Signes avant-coureurs de la crise de 29: « Pluie et froid tout ce mois de juin. Le 24. Stabilisation de la monnaie française au change de 3 cents 93 pour un franc (4 sous). Banqueroute des 4 cinquièmes. », 24 juin 1928, p. 818

L’amour : « Au printemps et l’été en Amérique on voit à certains endroits des files d’autos, remplies de couples amoureux. Ce qu’il y a de curieux c’est qu’ils s’amassent tous au même endroit pour faire l’amour. C’est comme la pariade des insectes. », 24 juin 1928, p. 819

Littérature 1) : « La difficulté avec les romans anglais est d’arriver à la page 175, ensuite tout va bien. », 26 octobre 1928, p. 835

Froid observateur : « Mardi – Temps sombre, pluie. On lynche et brûle un nègre dans le Miss[ouri]. »,  1er janvier 1929, p. 845.

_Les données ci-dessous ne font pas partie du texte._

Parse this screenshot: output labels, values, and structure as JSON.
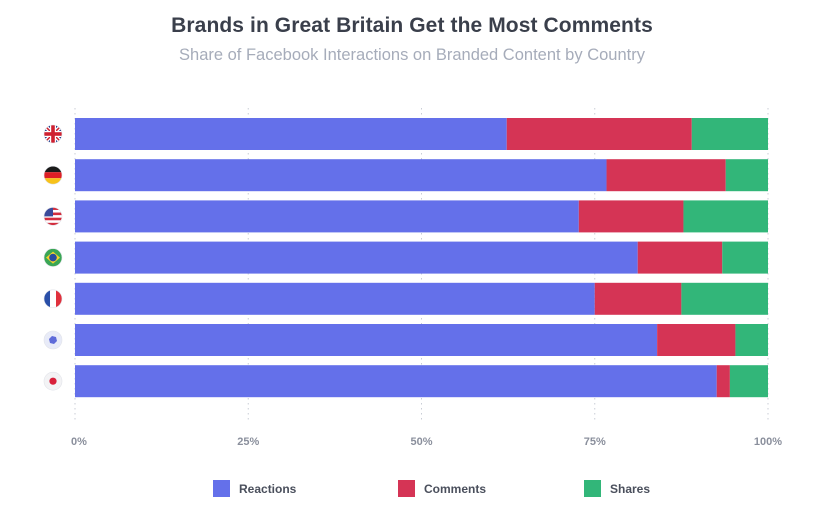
{
  "title": "Brands in Great Britain Get the Most Comments",
  "subtitle": "Share of Facebook Interactions on Branded Content by Country",
  "chart_data": {
    "type": "bar",
    "orientation": "horizontal",
    "stacked": true,
    "title": "Brands in Great Britain Get the Most Comments",
    "subtitle": "Share of Facebook Interactions on Branded Content by Country",
    "categories": [
      "united-kingdom-flag",
      "germany-flag",
      "united-states-flag",
      "brazil-flag",
      "france-flag",
      "asia-pacific-map",
      "japan-flag"
    ],
    "series": [
      {
        "name": "Reactions",
        "color": "#6470ea",
        "values": [
          62.3,
          76.7,
          72.7,
          81.2,
          75.0,
          84.0,
          92.6
        ]
      },
      {
        "name": "Comments",
        "color": "#d53455",
        "values": [
          26.7,
          17.2,
          15.1,
          12.2,
          12.5,
          11.3,
          1.9
        ]
      },
      {
        "name": "Shares",
        "color": "#32b679",
        "values": [
          11.0,
          6.1,
          12.2,
          6.6,
          12.5,
          4.7,
          5.5
        ]
      }
    ],
    "xlim": [
      0,
      100
    ],
    "xticks": [
      "0%",
      "25%",
      "50%",
      "75%",
      "100%"
    ],
    "grid": "vertical-dotted",
    "legend": "bottom"
  }
}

Littérature 2) : « Proust dépeint des actions au ralenti, c[‘est]-à-d[ire] littéralement décomposées, par conséquent faussées. », 26 mars 1928, p. 852.

Proustien? : « Une silencieuse expansion des cloches.», 24 juin 1928, p. 818

Littérature 3) : « Inexprimable galimatias et nullité des écrivains Irlandais modernes, tous plus nuls et plus vains les uns q[ue] les autres : Yeats, A[rthur] S[Symons], Joyce, Moore. Tous des apostats naturellement. Comment peut-on écrire pareilles idioties ? », 2 novembre 1929, p. 888.

« Forma mentis eterna » [La figure de l’âme est éternelle], (Tacite), février 1928, p 801.